Spotlight on Chofu: The City of Soba and Monsters
, 2023-01-02 08:00:00,
On December 24, my wife and I traveled to Chofu with two rather disparate goals. One was to have a soba (buckwheat noodle) lunch at one of the scores of restaurants near Jindaiji, the second oldest Buddhist temple in the Tokyo area. The other was to view an enormous flower at the Jindai Botanical Garden, a flower also noted for its revolting fragrance.
Having had cataract surgery on the December 22, we decided to take the Keio Line from Shinjuku to Chofu and then walk the 1.6 km (about 1 mile) to the park rather than cycle.
This route led to some pleasant serendipitous discoveries.
Walking to the Soba Restaurant Street in Chofu
Using a map from the tourist guide booth on the east side of Chofu Station, we walked north along Tenjin-dori Street. This was once a shopping street but is now mostly restaurants, several of which display signs saying they welcome families and kids.
Tenjin-dori Street leads to and terminates at Fuda Tenjin Shrine. It figures prominently in Gegege no Kitaro manga and anime series. The main character lived in a forest behind the Shrine.

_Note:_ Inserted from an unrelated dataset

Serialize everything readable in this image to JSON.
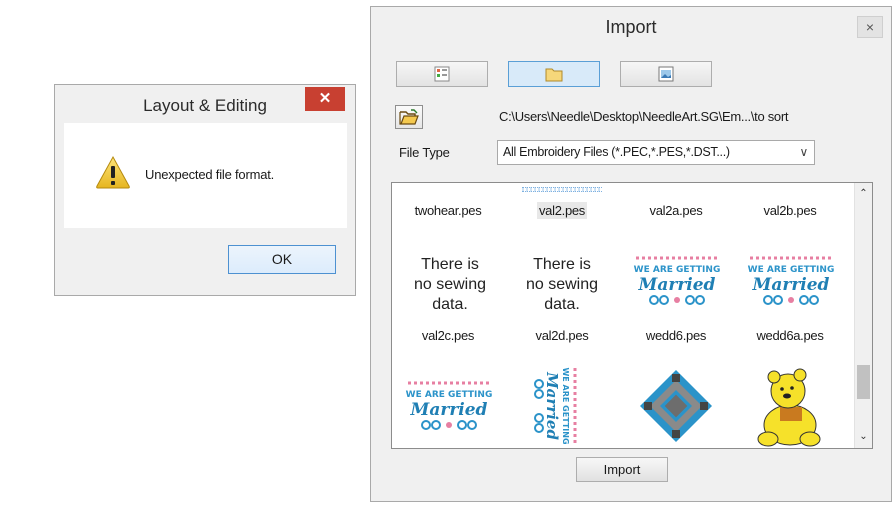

In the Shrine precinct itself, there is a large sand sculpture of the principal yokai (monsters, ghouls, and goblins) in the series. Large, colorful figurines of these characters are a distinctive feature of Tenjin-dori street.



Shigeru Mizuki (1922-2015), the best-known of several authors who created 20th-century stories based on yokai, spent much of his life in Chofu.